Predictive models and the future of longevity
‘Healthy ageing is one of the foremost goals of modern medicine,’ said John Rasko, Professor at the University of Sydney. ‘Gene and cell therapies offer revolutionary potential for treating cancer, genetic disease and the effects of ageing; at the same time, overblown promises and dubious “longevity clinics” pose serious risks.’ In his lecture, he delineated the boundary between genuine scientific breakthroughs and deceptive practices. The thematic session that followed showcased differing approaches to ageing research and ageing prediction, with contributions from Jan Gruber, Christopher Li-Hsian Chen and Tibor Vellai.

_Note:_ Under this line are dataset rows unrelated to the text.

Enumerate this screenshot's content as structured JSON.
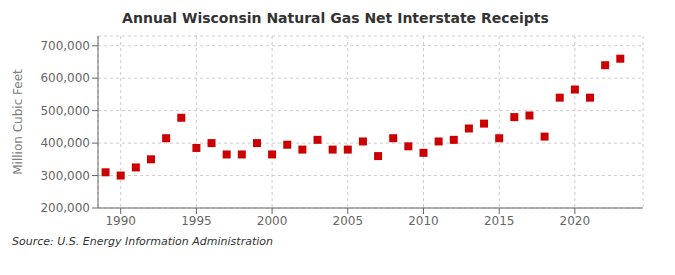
{
  "chart_data": {
    "type": "scatter",
    "title": "Annual Wisconsin Natural Gas Net Interstate Receipts",
    "ylabel": "Million Cubic Feet",
    "source": "Source: U.S. Energy Information Administration",
    "x": [
      1989,
      1990,
      1991,
      1992,
      1993,
      1994,
      1995,
      1996,
      1997,
      1998,
      1999,
      2000,
      2001,
      2002,
      2003,
      2004,
      2005,
      2006,
      2007,
      2008,
      2009,
      2010,
      2011,
      2012,
      2013,
      2014,
      2015,
      2016,
      2017,
      2018,
      2019,
      2020,
      2021,
      2022,
      2023
    ],
    "values": [
      310000,
      300000,
      325000,
      350000,
      415000,
      478000,
      385000,
      400000,
      365000,
      365000,
      400000,
      365000,
      395000,
      380000,
      410000,
      380000,
      380000,
      405000,
      360000,
      415000,
      390000,
      370000,
      405000,
      410000,
      445000,
      460000,
      415000,
      480000,
      485000,
      420000,
      540000,
      565000,
      540000,
      640000,
      660000
    ],
    "color": "#cc0000",
    "marker": "square",
    "grid": true,
    "xlim": [
      1988.5,
      2024.5
    ],
    "xticks": [
      1990,
      1995,
      2000,
      2005,
      2010,
      2015,
      2020
    ],
    "ylim": [
      200000,
      730000
    ],
    "yticks": [
      {
        "value": 200000,
        "label": "200,000"
      },
      {
        "value": 300000,
        "label": "300,000"
      },
      {
        "value": 400000,
        "label": "400,000"
      },
      {
        "value": 500000,
        "label": "500,000"
      },
      {
        "value": 600000,
        "label": "600,000"
      },
      {
        "value": 700000,
        "label": "700,000"
      }
    ]
  }
}
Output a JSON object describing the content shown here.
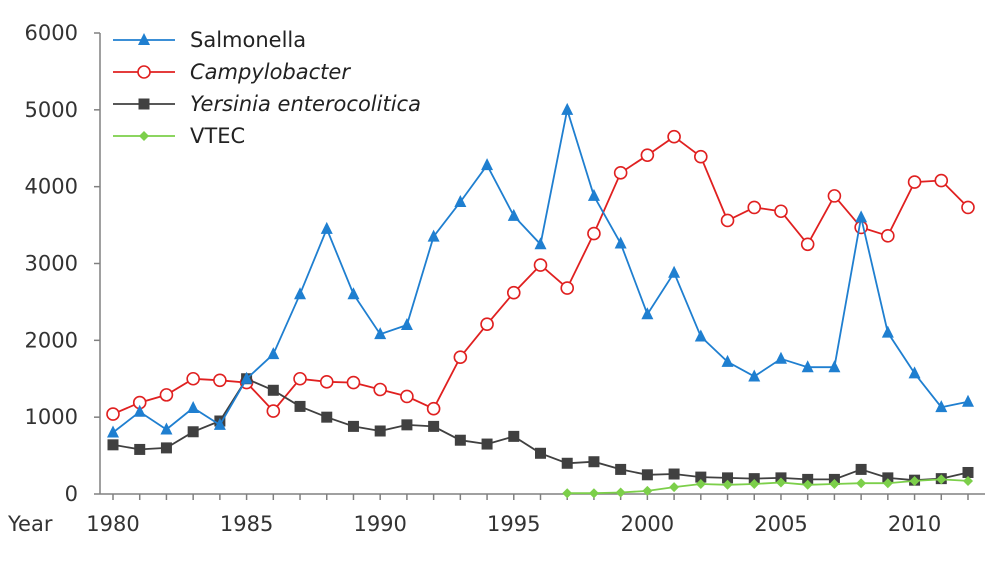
{
  "chart_data": {
    "type": "line",
    "title": "",
    "xlabel": "Year",
    "ylabel": "",
    "xlim": [
      1980,
      2012
    ],
    "ylim": [
      0,
      6000
    ],
    "x_ticks": [
      "1980",
      "1985",
      "1990",
      "1995",
      "2000",
      "2005",
      "2010"
    ],
    "y_ticks": [
      "0",
      "1000",
      "2000",
      "3000",
      "4000",
      "5000",
      "6000"
    ],
    "grid": false,
    "legend_position": "top-left",
    "series": [
      {
        "name": "Salmonella",
        "italic": false,
        "color": "#1f7fd0",
        "marker": "triangle",
        "x": [
          1980,
          1981,
          1982,
          1983,
          1984,
          1985,
          1986,
          1987,
          1988,
          1989,
          1990,
          1991,
          1992,
          1993,
          1994,
          1995,
          1996,
          1997,
          1998,
          1999,
          2000,
          2001,
          2002,
          2003,
          2004,
          2005,
          2006,
          2007,
          2008,
          2009,
          2010,
          2011,
          2012
        ],
        "values": [
          800,
          1070,
          840,
          1120,
          900,
          1500,
          1820,
          2600,
          3450,
          2600,
          2080,
          2200,
          3350,
          3800,
          4280,
          3620,
          3250,
          5000,
          3880,
          3260,
          2340,
          2880,
          2050,
          1720,
          1530,
          1760,
          1650,
          1650,
          3600,
          2100,
          1570,
          1130,
          1200
        ]
      },
      {
        "name": "Campylobacter",
        "italic": true,
        "color": "#e02020",
        "marker": "circle",
        "x": [
          1980,
          1981,
          1982,
          1983,
          1984,
          1985,
          1986,
          1987,
          1988,
          1989,
          1990,
          1991,
          1992,
          1993,
          1994,
          1995,
          1996,
          1997,
          1998,
          1999,
          2000,
          2001,
          2002,
          2003,
          2004,
          2005,
          2006,
          2007,
          2008,
          2009,
          2010,
          2011,
          2012
        ],
        "values": [
          1040,
          1190,
          1290,
          1500,
          1480,
          1450,
          1080,
          1500,
          1460,
          1450,
          1360,
          1270,
          1110,
          1780,
          2210,
          2620,
          2980,
          2680,
          3390,
          4180,
          4410,
          4650,
          4390,
          3560,
          3730,
          3680,
          3250,
          3880,
          3470,
          3360,
          4060,
          4080,
          3730
        ]
      },
      {
        "name": "Yersinia enterocolitica",
        "italic": true,
        "color": "#404040",
        "marker": "square",
        "x": [
          1980,
          1981,
          1982,
          1983,
          1984,
          1985,
          1986,
          1987,
          1988,
          1989,
          1990,
          1991,
          1992,
          1993,
          1994,
          1995,
          1996,
          1997,
          1998,
          1999,
          2000,
          2001,
          2002,
          2003,
          2004,
          2005,
          2006,
          2007,
          2008,
          2009,
          2010,
          2011,
          2012
        ],
        "values": [
          640,
          580,
          600,
          810,
          950,
          1500,
          1350,
          1140,
          1000,
          880,
          820,
          900,
          880,
          700,
          650,
          750,
          530,
          400,
          420,
          320,
          250,
          260,
          220,
          210,
          200,
          210,
          190,
          190,
          320,
          210,
          180,
          200,
          280
        ]
      },
      {
        "name": "VTEC",
        "italic": false,
        "color": "#7ccf4a",
        "marker": "diamond",
        "x": [
          1997,
          1998,
          1999,
          2000,
          2001,
          2002,
          2003,
          2004,
          2005,
          2006,
          2007,
          2008,
          2009,
          2010,
          2011,
          2012
        ],
        "values": [
          10,
          10,
          20,
          40,
          90,
          130,
          120,
          130,
          150,
          120,
          130,
          140,
          140,
          170,
          190,
          170
        ]
      }
    ]
  }
}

The afternoon panel discussion, titled ‘Future Directions for Health and Longevity in Hungary’ and featuring Balázs Gulyás, President of HUN-REN, Péter Bíró, head of the National Sports Agency, and Zoltán Ungvári, Research Professor at Semmelweis University, explored key questions in health, education and society in Hungary. Balázs Gulyás said that being healthy means more than saying ‘we are not ill’ or ‘we feel well’; it means possessing the fullness of our humanity. He noted that this includes our relationship with the world; our harmony with the natural environment, with other people and with society; and our immediate and wider communities. ‘For me, that is what wholeness means. This understanding of health as WHOLEness is clearly more than the absence of disease,’ he emphasised.
Health and the arts
In the closing session, Kian-Woon Kwok, Vice-Chancellor of the University of the Arts Singapore, reflected on two interrelated concepts — lifespan and healthspan — from the perspectives of the humanities, the social sciences and the arts. The talks that followed approached the theme from different angles, likewise highlighting the relationship between the arts and longevity. Speakers included Michael Koon Boon Tan, Associate Professor and Dean of Research and Knowledge Exchange at the Nanyang Academy of Fine Arts, University of the Arts Singapore (NAFA–UAS), and Indra Selvarajah, Programme Leader, MA Music Therapy, LASALLE College of the Arts, University of the Arts Singapore.